Close to 500 workers at Go North West are in the third week of an indefinite strike against attacks on conditions and a pay cut of 10 percent, or £2,500 a year, pushed through by fire and rehire. The company has waged a massive strikebreaking operation, using other companies to run overcrowded services at reduced prices during a pandemic.
Unite have kept strikers isolated from other bus companies where it has representation. Earlier in the dispute, the union offered the company a deal worth more than £1 million in savings, including a one-year pay freeze.

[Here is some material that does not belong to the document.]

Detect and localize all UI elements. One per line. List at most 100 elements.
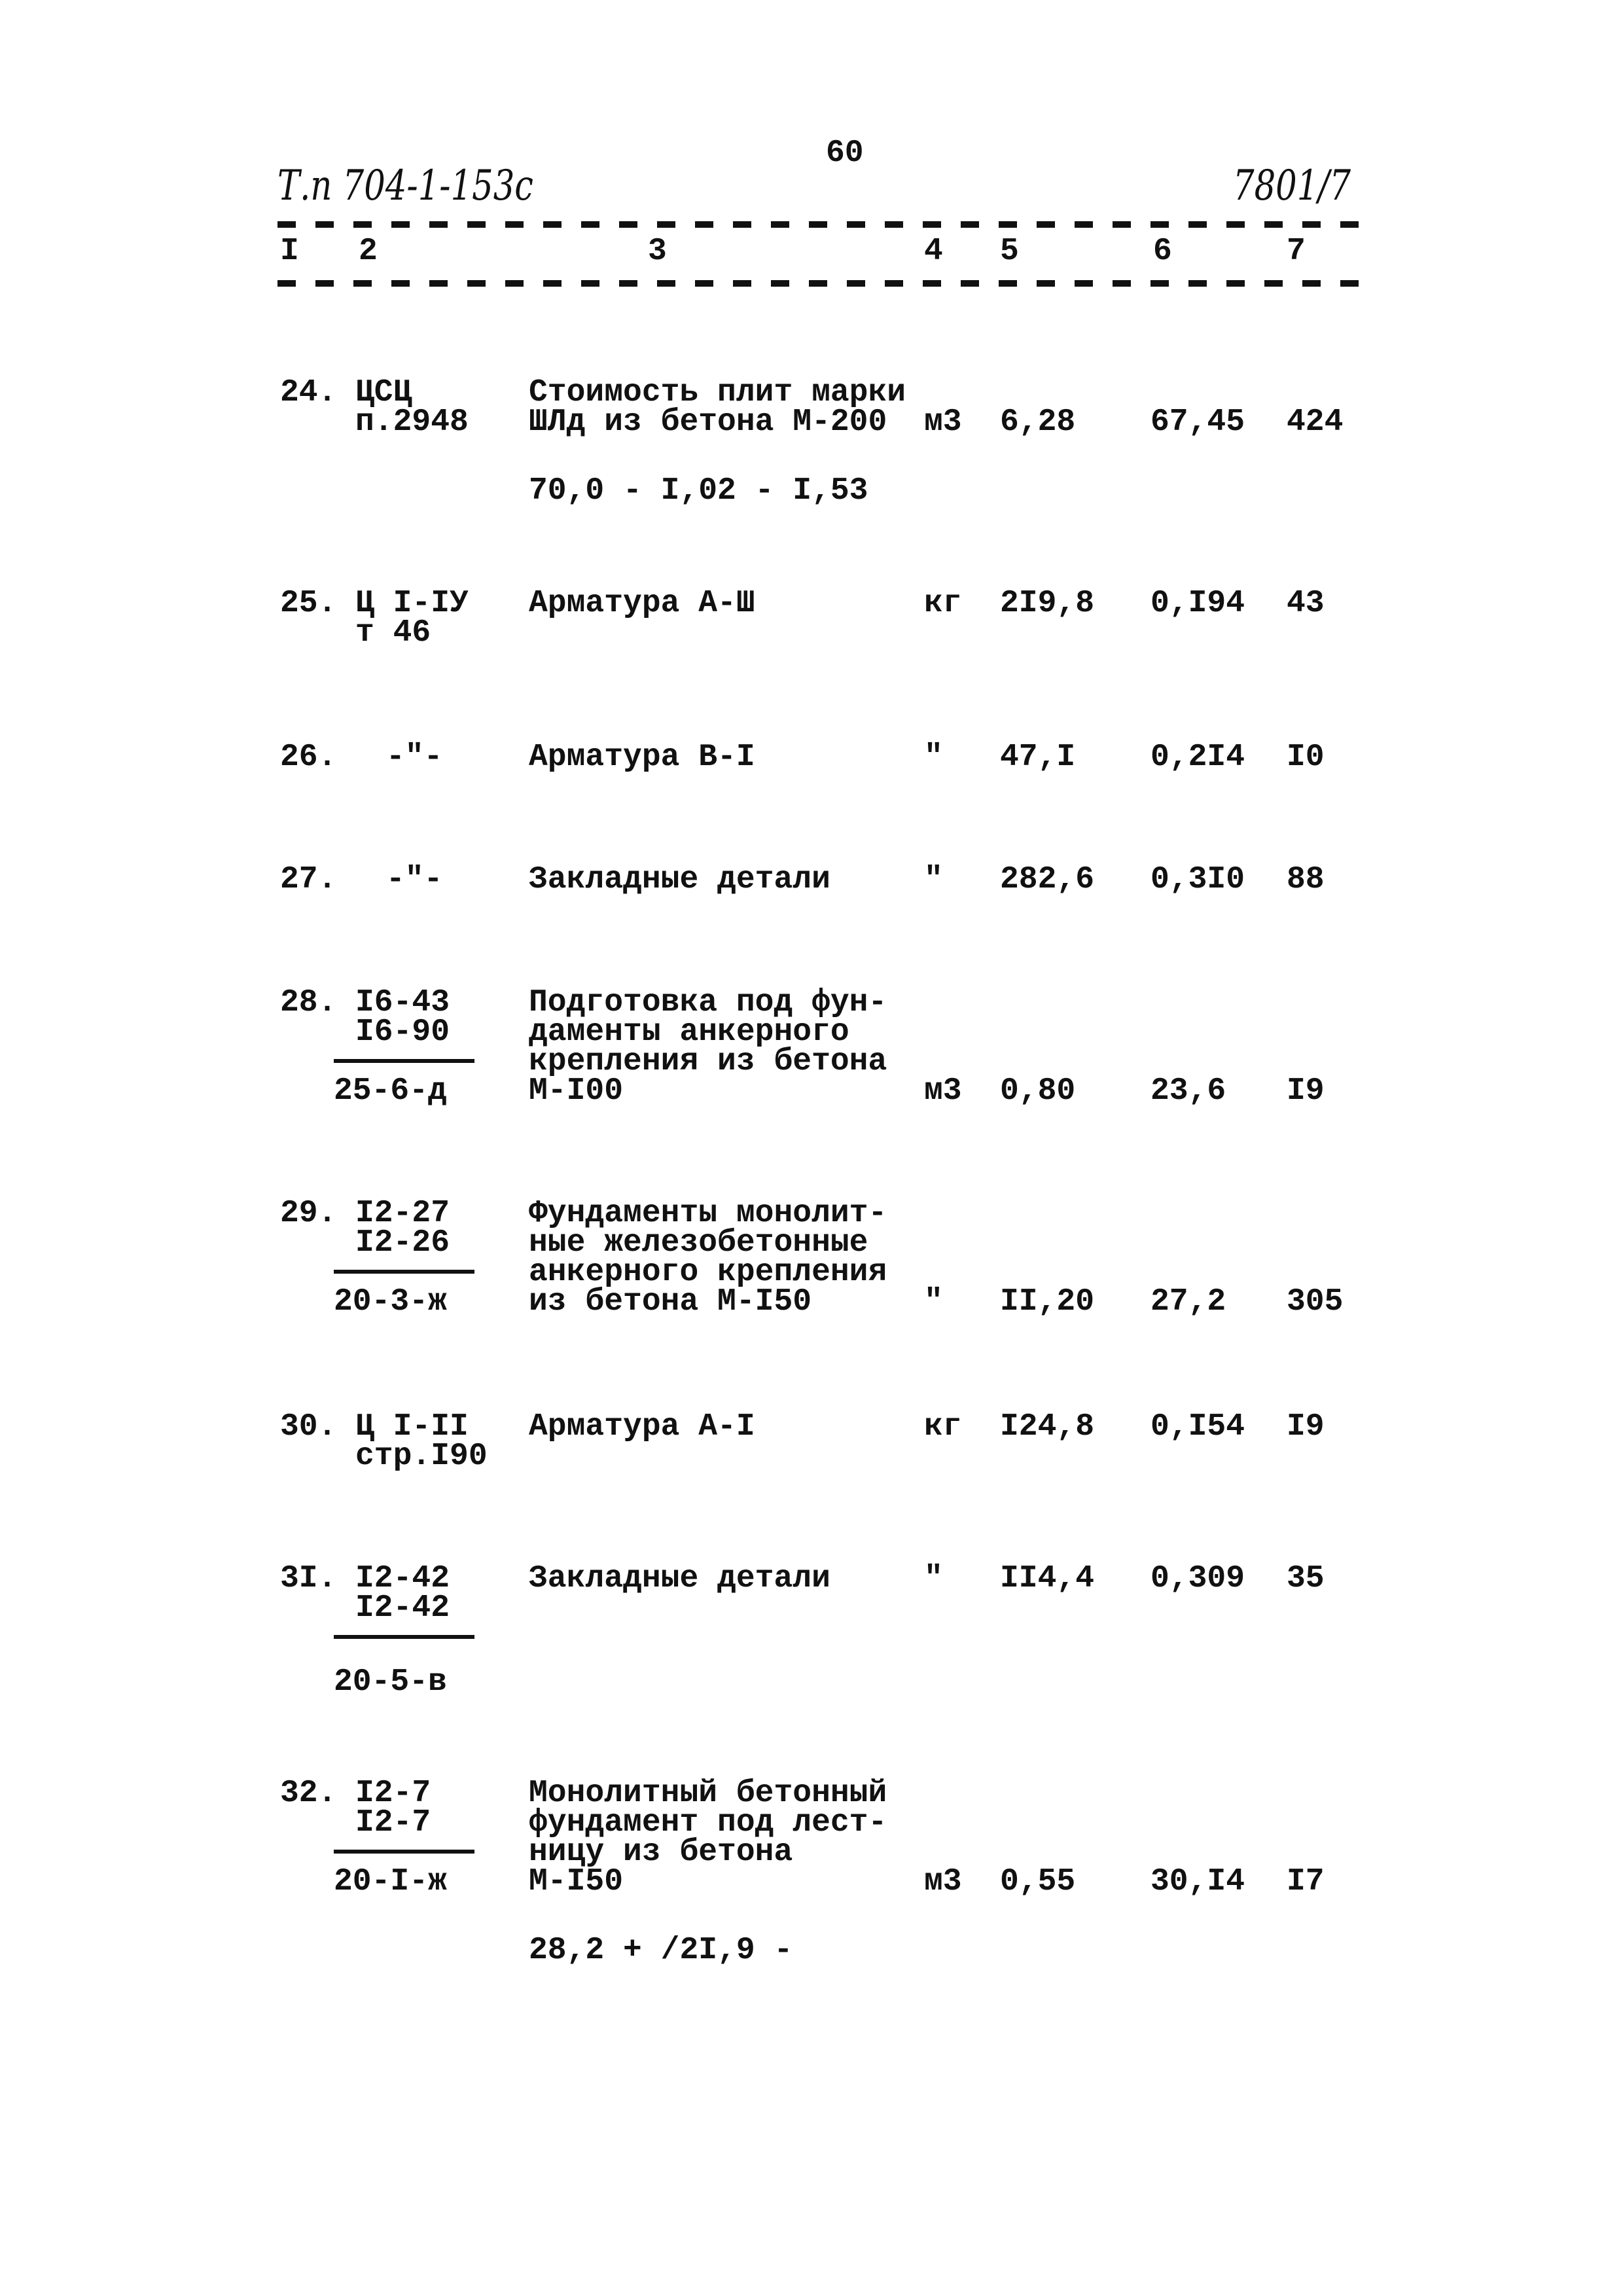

The treacherous role played by the unions is summed up by the recent actions of the GMB union in the British Gas strikes, now in their third month. Around 7,000 engineers are fighting fire and rehire changes that would lead to an effective pay cut of 20 percent. The next strikes are scheduled to be held from March 19 to 22 and March 26 to 29.
British Gas, owned by Centrica, intend to sack workers and rehire them on March 31. Workers are being approached by management to sign the new contract on an individual basis.
In response, the GMB has sent an email to its members which reads, “If you plan to stay with British Gas after March 31 and intend to ultimately sign a new contract, our lawyers [sic] advice is to do so by noon on March 25 if you want to avoid the loss of protected terms and changes you have fought for.”
As with the 2008-9 financial crash, the corporations, backed by the government, are paying for the capitalist crisis out of the lives and livelihoods of the working class. The trade unions impose these attacks on their members, without strikes if possible or, where workers’ resistance is too strong, by sabotaging and selling-out action that takes place.
To fight back, workers need their own organisations of struggle, independent of the trade union bureaucracy, and their own political programme which places their needs above the profits of the corporations. This requires the formation of a network of rank-and-file committees unifying workers across different industries and internationally and the building of a socialist leadership in the working class, the Socialist Equality Party.